Interior of the Ludwig van Restaurant

Precisely at the bottom is the Ludwig van Restaurant , whose owner strives to make me feel at home from the moment I set foot inside.

Intimate atmosphere, eminently local clientele and a lunch menu that varies every day and that has only two options on each plate: while Beethoven plays in the background , I delight myself with an exquisite cream of vegetables for starters, a smoked pork ribs for second, and a chocolate muffin . Not so bad, hey.

But Vienna has more. Much more. So in just eight minutes on foot I reach one of the most beautiful, emblematic and enigmatic buildings in Vienna: the Secession It is, without a doubt, a must stop.

And not only because of its meaning, since it was the physical place that welcomed the movement founded by Gustav Klimt in 1897 and that united all those artists who felt misunderstood within the lines of the most classic art.

It is also because of what it keeps inside: in 1902 , in the context of an exhibition in honor of the genius, Klimt designed the famous Beethoven Frieze , an immense work of 34 meters in which the _9th Symphony_a is represented . A waste of visual fantasy that excites, envelops and overwhelms. An absolute WORK OF ART. In short and bluntly: the most authentic Viennese Modernism.

Detail of the Beethoven Frieze designed by Klimt

Detail of the Beethoven Frieze designed by Klimt

VIENNA SOUNDS LIKE BEETHOVEN IN 2020

But a tour of Beethoven's Vienna can only end in one way: listening to his work live. No headphones. Blackout to Spotify. It is time to decide in which of the emblematic Viennese settings to live the experience.

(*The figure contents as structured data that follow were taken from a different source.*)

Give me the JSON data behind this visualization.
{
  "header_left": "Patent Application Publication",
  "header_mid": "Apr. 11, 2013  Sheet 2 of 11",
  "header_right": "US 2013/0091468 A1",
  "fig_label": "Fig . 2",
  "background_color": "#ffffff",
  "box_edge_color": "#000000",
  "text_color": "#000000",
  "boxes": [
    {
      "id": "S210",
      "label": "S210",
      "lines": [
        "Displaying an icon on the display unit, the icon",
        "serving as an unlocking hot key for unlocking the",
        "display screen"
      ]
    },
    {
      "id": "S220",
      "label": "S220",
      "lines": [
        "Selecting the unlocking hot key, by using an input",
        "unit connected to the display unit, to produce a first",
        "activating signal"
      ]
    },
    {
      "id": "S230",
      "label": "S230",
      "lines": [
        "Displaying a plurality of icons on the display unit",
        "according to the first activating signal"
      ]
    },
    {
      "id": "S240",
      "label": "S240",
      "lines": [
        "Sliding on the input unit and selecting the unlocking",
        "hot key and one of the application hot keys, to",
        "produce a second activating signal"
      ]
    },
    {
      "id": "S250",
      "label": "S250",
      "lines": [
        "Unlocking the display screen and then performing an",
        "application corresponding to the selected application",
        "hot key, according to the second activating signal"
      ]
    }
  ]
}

And it will not be easy to decide, because the repertoire of activities is infinite. Although it doesn't sound bad to do it in the Musikverein , which also celebrates its 150th anniversary also in 2020 . For its part, both the ** Vienna State Opera and the Theater an der Wien** will see shine Fidelius on their stages throughout 2020.

Furthermore, institutions such as the Austrian National Library , the Kunsthistorisches Museum Vienna or the ** Leopold Museum ** will also feature exhibitions on Beethoven. Do you still have doubts about visiting the Austrian capital this year?

AND TO SLEEP?

Well, to sleep, the Hotel Beethoven , of course! A cozy accommodation 4 stars that with its perfect location —opposite the Theater an der Wien, no more, no less—, with its charming themed rooms, with its exquisite common spaces and its delicious breakfast… It is the perfect place to rest after walking the Austrian capital in search of everything that sounds like and reminds of Beethoven.

This is how the Vienna of this genius of music is summed up.